Let’s take a trip down memory lane. Look at the picture below which is from July of 2008 and the ensuing caption fun we had with it. The embattled Jerry Yang was seated at a table with two guys (Brin and Page) who were (and still are) 180 degrees in the other direction (in other words, experiencing continued success with their company).
So what does three short years (I have been with Marketing Pilgrim that long already?) do to make a difference in having Yang in charge of an arguably weaker Yahoo? Not much.
If you want to learn more about this rumored changing of the guard, here is what the Business Insider has to say about it.
The leadership situation at Yahoo right now is incredibly murky, and no two sources close to the situation see it the same way.
That said, one thing is clear.
Jerry Yang – who is at once a beloved cofounder and a hated former CEO – has reinserted himself at the top.
One source close to Yahoo says Yang has “essentially” taken control of the company.
“Jerry who is essentially running the company again.
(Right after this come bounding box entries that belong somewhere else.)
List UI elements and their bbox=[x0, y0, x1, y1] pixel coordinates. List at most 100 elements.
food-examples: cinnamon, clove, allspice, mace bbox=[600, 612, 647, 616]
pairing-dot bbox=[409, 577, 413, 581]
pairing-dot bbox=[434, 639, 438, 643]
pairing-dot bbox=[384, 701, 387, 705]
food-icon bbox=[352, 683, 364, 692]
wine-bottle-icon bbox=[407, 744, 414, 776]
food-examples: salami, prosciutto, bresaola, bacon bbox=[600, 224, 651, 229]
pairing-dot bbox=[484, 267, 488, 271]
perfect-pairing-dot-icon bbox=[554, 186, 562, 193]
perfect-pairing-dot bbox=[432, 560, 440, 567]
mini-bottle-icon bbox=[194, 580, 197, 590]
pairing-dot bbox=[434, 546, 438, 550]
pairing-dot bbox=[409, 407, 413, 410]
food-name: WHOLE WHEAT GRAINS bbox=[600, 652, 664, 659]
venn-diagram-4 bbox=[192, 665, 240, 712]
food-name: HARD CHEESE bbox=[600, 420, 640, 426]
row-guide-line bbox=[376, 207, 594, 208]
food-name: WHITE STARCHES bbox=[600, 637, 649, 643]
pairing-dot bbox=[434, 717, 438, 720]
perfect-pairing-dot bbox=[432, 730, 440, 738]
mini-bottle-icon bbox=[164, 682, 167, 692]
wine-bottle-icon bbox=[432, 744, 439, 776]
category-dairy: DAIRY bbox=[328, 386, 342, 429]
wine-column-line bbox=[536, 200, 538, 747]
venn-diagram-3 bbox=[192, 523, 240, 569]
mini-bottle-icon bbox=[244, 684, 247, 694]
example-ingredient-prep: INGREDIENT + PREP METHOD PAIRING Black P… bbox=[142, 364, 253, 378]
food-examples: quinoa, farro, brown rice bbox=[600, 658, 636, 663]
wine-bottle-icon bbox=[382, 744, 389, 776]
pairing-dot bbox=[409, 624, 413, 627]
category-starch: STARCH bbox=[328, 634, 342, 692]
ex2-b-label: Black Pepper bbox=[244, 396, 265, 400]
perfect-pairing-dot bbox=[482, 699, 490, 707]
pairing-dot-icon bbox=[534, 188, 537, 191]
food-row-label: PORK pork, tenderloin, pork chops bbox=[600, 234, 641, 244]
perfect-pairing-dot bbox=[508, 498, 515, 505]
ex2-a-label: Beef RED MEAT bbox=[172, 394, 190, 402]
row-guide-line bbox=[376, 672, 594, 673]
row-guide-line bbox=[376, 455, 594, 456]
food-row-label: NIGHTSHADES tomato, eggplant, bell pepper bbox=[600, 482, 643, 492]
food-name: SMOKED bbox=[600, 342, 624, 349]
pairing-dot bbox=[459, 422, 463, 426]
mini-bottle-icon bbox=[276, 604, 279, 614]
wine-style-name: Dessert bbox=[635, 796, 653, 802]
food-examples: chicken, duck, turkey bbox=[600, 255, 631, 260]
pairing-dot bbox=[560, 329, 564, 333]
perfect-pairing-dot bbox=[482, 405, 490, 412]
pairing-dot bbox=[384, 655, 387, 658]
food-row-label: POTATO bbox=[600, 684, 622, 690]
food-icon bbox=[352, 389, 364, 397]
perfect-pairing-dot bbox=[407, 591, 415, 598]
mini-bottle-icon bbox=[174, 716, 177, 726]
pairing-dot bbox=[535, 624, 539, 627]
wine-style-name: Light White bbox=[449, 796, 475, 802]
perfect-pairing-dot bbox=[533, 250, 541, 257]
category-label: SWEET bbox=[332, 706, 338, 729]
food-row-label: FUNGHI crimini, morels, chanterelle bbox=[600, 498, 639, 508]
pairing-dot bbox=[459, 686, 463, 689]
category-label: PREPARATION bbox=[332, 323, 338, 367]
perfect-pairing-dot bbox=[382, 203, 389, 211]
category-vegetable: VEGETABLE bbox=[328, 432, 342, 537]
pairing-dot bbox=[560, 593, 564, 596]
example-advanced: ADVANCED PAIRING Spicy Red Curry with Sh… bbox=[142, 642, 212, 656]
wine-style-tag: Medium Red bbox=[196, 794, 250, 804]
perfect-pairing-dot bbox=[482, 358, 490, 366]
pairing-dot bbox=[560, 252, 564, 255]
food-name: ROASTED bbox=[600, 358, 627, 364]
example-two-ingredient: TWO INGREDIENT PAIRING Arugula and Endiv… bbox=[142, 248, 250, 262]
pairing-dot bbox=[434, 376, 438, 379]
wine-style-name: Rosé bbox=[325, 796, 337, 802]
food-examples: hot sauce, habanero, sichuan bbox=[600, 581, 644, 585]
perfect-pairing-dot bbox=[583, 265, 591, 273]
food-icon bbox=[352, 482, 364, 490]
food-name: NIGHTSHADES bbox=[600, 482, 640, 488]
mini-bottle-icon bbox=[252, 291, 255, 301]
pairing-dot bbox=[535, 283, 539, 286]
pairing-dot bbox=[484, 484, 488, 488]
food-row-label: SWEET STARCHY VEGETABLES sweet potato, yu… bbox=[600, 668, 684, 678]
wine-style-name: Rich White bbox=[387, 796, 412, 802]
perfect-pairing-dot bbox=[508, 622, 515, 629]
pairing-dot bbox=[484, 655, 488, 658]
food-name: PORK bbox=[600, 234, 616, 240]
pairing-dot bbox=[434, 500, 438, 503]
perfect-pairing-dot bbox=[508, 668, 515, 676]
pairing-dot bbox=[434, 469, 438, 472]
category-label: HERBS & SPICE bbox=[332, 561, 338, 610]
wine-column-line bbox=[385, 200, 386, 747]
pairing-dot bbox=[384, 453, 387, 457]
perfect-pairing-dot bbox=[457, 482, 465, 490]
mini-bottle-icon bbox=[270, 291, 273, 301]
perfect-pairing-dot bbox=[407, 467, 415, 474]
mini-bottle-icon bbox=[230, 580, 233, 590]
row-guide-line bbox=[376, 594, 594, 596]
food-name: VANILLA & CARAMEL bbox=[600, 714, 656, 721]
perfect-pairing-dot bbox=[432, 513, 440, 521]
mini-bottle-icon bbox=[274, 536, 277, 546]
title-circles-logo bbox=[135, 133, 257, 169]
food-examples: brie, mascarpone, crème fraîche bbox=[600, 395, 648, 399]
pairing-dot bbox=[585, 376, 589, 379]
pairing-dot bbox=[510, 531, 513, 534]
He is in there running the company day to day,” this source says.
“It’s f—-ing crazy!”
I wouldn’t be surprised if Yahoo gets dismantled faster than a car in a Bronx chop shop. It is a company that still has more traffic than most Internet properties but can’t seem to take advantage of it and move the needle forward for the entire organization.
If history is any indicator, having Jerry Yang back in the driver’s seat will only serve to create more caption contests and not much clarity as to what Yahoo is. What we do know is that certain parts of it could be valuable and shareholders could benefit from the sell off of these parts while they are still viable.
Worst case scenario. Yang or some other yingyang takes the helm and drives Yahoo completely off the cliff creating nothing more than a case study for business school students for decades to come.